純粋な戦闘能力に関してはさすがに『ハイゴッグ』には及ばないが元になった『アッガイ』と比べ劇的に向上、特徴でもあったステルス性を維持しつつ静粛性ホバー推進システムによる高機動を実現、しかもほとんどのパーツがザクとハイゴッグの流用のためパーツが手に入りやすく整備がしやすいという代物である。
アカハナのアッガイVは、その自慢の静粛性でゆっくり静かに、河から海へと消えていった…
(´・ω・`)これ連邦軍が仮に勝利できても、戦争にお金を使いすぎて財政破綻して連邦滅亡コースじゃ・・・・
第25話 重力戦線 戦果報告書(後編)--ザクを量産するようになった圧倒的な連邦軍の工業力の差を覆すために、ジオン軍は連邦軍の海上輸送網を次々と壊滅させて疲弊させ、MSを操る人間を基地ごと全員皆殺しにする戦略を取ることにした。
MSが幾ら量産されても、それを操る人間さんが居なければ、ジオンは有利に戦える!そういう方針さん。

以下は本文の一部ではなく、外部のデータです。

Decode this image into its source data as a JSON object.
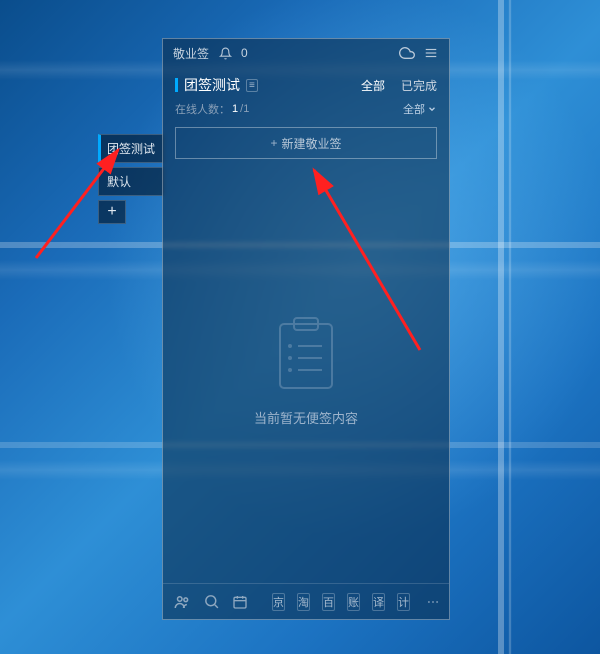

サイクロプス隊が、この汚れ仕事を引き受けて達成してくれるから、ありがたい。
憑依シロッコは、死んだら自分は地獄に落ちるなと思った。
モビルスーツパイロットは、よく『儀式』を行うことがある。
例えば任務前に新しい本を買って読まずに自室に置いておく。
例えば先の休暇の申請書を作っておく。
例えば酒場で一番高い酒をボトルで買って、封を開けずにおいておく。
例えば……。
その内容は様々、意図的にやりのこしを作ったりして『生きて帰る』という思いを新たにするための『儀式』である。
そして彼にとっての『儀式』こそ、この煙草だ。
作戦中は決して吸わない。そして終わった後の一服のために、また生き残る……そう決意を新たにしながら煙草を元に戻すと彼……『サイクロプス隊』隊長、ハーディ=シュタイナー大尉は部下たちへ通信を送った。
(´・ω・`)戦場は地獄だわ。